To the Editor: Saving the Museum would let us all vote for the School bond
Saturday, January 16, 2010
The School District has so mangled the Museum issue, it has put the bond for rebuilding our high schools in jeopardy.
Building community involves working within trusted relationships for common purposes. For over 30 years the School District has joined the Museum in long-established and ongoing agreements for community benefit. Sadly, the current leadership has taken a different approach.
The District has ignored formal resolutions by the Shoreline and Lake Forest Park councils, calling for the Museum to remain in its own building.
The District has ignored the $1.5 million in public money invested in the Museum’s building, all of the City’s budget allocations, and the donations of time and money by members, supporters and visitors.
The District excluded the Museum, as a stakeholder, from planning the Shorewood campus.
The District made a disingenuous (rejected) offer to share space with the Museum, knowing the limits on space would not provide for the Museum’s essential functions.
The District is leading the community toward litigation by not honoring its obligations and ignoring the compelling arguments that refute its own positions on the lease, deed, fair rent and other issues.
The District wants to disfigure the interior of an historic landmark building to find a use for it, rather than acknowledge that experiencing a building fully preserved as the Museum, is what gives it such tremendous value.
So much for building community.
The District says the land is needed for education and parity with Shorecrest, which is absurd. If more acreage is a measure of education, then are Shorecrest students already 32 percent better educated than Shorewood students? If we add four-tenths of an acre (Museum) to 26 acres (Shorewood) does it get anywhere near 38 acres (Shorecrest)?

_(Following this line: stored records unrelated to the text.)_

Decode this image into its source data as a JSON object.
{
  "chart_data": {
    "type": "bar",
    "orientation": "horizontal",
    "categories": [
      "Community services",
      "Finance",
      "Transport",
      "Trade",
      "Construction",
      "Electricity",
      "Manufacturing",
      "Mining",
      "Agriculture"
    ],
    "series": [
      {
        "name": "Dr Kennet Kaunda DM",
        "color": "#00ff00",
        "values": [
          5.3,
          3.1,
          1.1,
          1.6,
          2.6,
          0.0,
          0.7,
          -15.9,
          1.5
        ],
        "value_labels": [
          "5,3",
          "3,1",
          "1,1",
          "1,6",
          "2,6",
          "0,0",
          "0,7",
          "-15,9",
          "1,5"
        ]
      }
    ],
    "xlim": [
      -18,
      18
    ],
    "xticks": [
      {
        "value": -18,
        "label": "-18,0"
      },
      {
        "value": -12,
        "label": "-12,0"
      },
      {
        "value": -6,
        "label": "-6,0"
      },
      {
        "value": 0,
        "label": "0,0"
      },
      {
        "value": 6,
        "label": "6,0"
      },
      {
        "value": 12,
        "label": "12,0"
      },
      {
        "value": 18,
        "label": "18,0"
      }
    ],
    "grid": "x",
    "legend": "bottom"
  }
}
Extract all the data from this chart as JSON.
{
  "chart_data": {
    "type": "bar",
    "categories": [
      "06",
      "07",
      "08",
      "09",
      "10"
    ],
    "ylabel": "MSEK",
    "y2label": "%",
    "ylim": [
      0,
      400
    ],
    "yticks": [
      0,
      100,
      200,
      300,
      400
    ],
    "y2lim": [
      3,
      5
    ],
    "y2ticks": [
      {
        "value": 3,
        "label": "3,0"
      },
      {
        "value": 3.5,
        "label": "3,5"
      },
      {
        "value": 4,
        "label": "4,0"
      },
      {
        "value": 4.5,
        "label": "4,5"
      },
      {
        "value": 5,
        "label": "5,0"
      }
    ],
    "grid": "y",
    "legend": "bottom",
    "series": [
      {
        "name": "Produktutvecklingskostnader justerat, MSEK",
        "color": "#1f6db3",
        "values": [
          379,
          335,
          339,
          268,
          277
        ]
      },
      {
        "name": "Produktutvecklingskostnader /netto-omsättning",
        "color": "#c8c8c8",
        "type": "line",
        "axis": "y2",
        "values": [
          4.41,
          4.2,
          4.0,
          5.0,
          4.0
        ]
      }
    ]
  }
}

If this were about education, the District would keep the Museum. History is still taught, right? The only education here is a lesson on dismembering a beloved institution for a meager plot of land, dividing the community, and, likely, defeating your own purpose in the process.
The District must learn that the community does not want this heavy-handed dealing done with our taxes. We want to build community, not tear it apart.
It’s time for the District to put an end to this debacle and make a commitment to the community, realize the solution is a design that keeps the Museum in its own building, and acknowledge that a Museum is a great asset on any school campus. Then we could all vote for the bond just as we wanted to in the first place.